Noting that there has been a revival in the downtown area in which the restaurant is located, Lagomarcino says there are lots of regulars who live and work close by. “We get to know people by name and they appreciate the friendly feel. If someone doesn’t come in for a while, we check up on them to make sure everything is okay.” She notes that the personal touch is the most powerful tool in their arsenal.
“I just had someone call to try to sell us on the idea of adding a loyalty program. To be honest, the best program we can have is the feel of the place. There is a sense of family among the staff and that emanates to the guests as well. We’re the real deal, a unique place people seek out. I guess that’s our loyalty program.”
Perking Up Business
The easiest way to recognize regular guests is via a free food or beverage item but it’s far from the only way to strengthen bonds with valued customers—and it may not always be the best approach. Says Beth Lagomarcino of Lagomarcino’s, “Really the best way for us is to recognize them and make them feel special as a guest.” With the restaurant in operation since 1908, it appears to be a winning strategy.
Here are some ideas
- Do your best to make sure they always get a prime table; if they have expressed a preference in the past about booth, window or center-court, try to accommodate that for their visits.

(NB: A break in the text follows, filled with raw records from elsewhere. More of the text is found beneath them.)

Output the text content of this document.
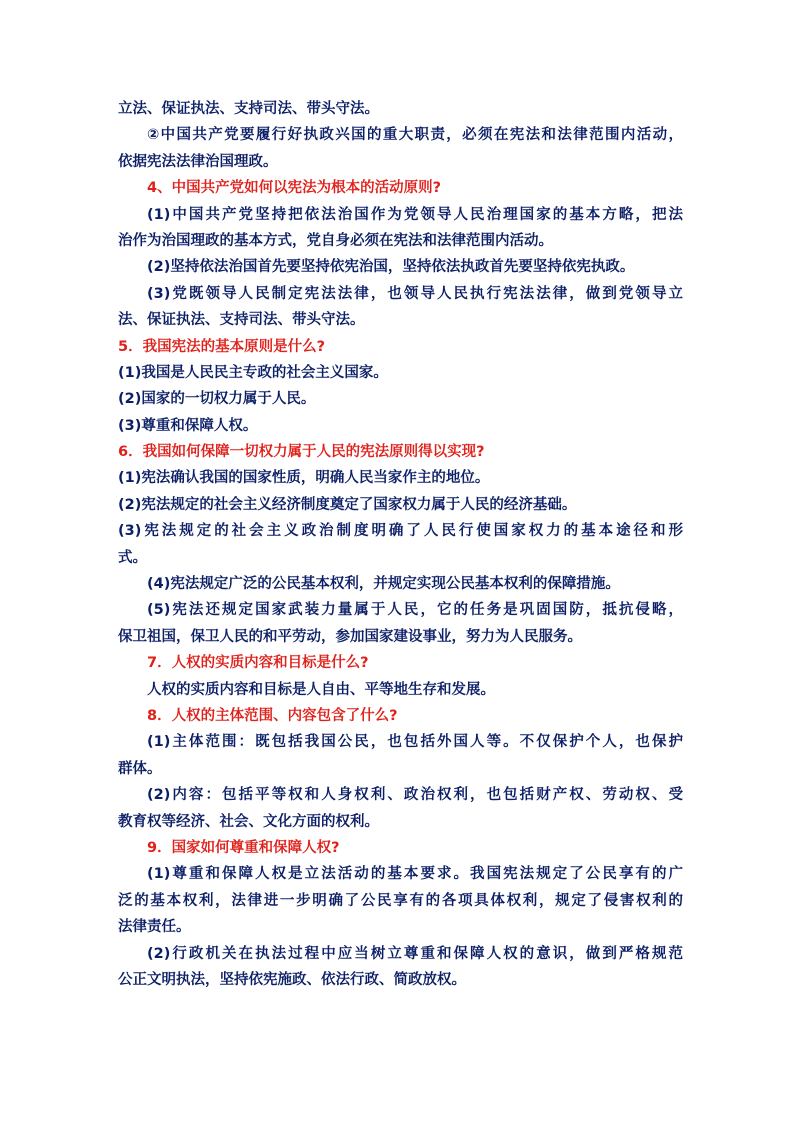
立法、保证执法、支持司法、带头守法。
②中国共产党要履行好执政兴国的重大职责，必须在宪法和法律范围内活动，
依据宪法法律治国理政。
4、中国共产党如何以宪法为根本的活动原则?
(1)中国共产党坚持把依法治国作为党领导人民治理国家的基本方略，把法
治作为治国理政的基本方式，党自身必须在宪法和法律范围内活动。
(2)坚持依法治国首先要坚持依宪治国，坚持依法执政首先要坚持依宪执政。
(3)党既领导人民制定宪法法律，也领导人民执行宪法法律，做到党领导立
法、保证执法、支持司法、带头守法。
5．我国宪法的基本原则是什么?
(1)我国是人民民主专政的社会主义国家。
(2)国家的一切权力属于人民。
(3)尊重和保障人权。
6．我国如何保障一切权力属于人民的宪法原则得以实现?
(1)宪法确认我国的国家性质，明确人民当家作主的地位。
(2)宪法规定的社会主义经济制度奠定了国家权力属于人民的经济基础。
(3)宪法规定的社会主义政治制度明确了人民行使国家权力的基本途径和形
式。
(4)宪法规定广泛的公民基本权利，并规定实现公民基本权利的保障措施。
(5)宪法还规定国家武装力量属于人民，它的任务是巩固国防，抵抗侵略，
保卫祖国，保卫人民的和平劳动，参加国家建设事业，努力为人民服务。
7．人权的实质内容和目标是什么?
人权的实质内容和目标是人自由、平等地生存和发展。
8．人权的主体范围、内容包含了什么?
(1)主体范围：既包括我国公民，也包括外国人等。不仅保护个人，也保护
群体。
(2)内容：包括平等权和人身权利、政治权利，也包括财产权、劳动权、受
教育权等经济、社会、文化方面的权利。
9．国家如何尊重和保障人权?
(1)尊重和保障人权是立法活动的基本要求。我国宪法规定了公民享有的广
泛的基本权利，法律进一步明确了公民享有的各项具体权利，规定了侵害权利的
法律责任。
(2)行政机关在执法过程中应当树立尊重和保障人权的意识，做到严格规范
公正文明执法，坚持依宪施政、依法行政、简政放权。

- Business meetings often are conducted in restaurants and seamless, intuitive service keeps things running smoothly. For regular guests, it helps to know if they like bread on the table, order bottled water, how quickly they like service to proceed and when to present the check.
- When it makes operational sense, stock an item that a regular guest requests, say a brand of gin not normally kept on the bar. It will make them feel special and chances are it will sell to other guests as well.
- Keep a record of their visits, their likes, dislikes and habits and then strive to execute on them. Often this is done in a database, although some operations make notes in a guest ledger. There also are programs that search online for information about guests. Many restaurant managers find ways— without prying or seeming intrusive—to learn small details about guests such as names of children, where they graduated and so on; the information can strengthen ties.
- Send advance and early notice of special events—say a wine dinner—that have limited space.
- If it’s appropriate, make a note of birthdays and anniversaries then send a hand-written note. Work to ensure that the entire team knows the guest is a frequent diner and any preferences. At Commander’s Palace in New Orleans, where service always exudes Southern hospitality, a ribbon is discretely placed flat across the table of VIPs, ensuring that staff is aware.
- Not to be lost is simple gratitude for their patronage. Says Gloria Jean’s Alvi, “Don’t assume they know you appreciate them. Thank them for coming in and make it personal and genuine. That’s what people remember.”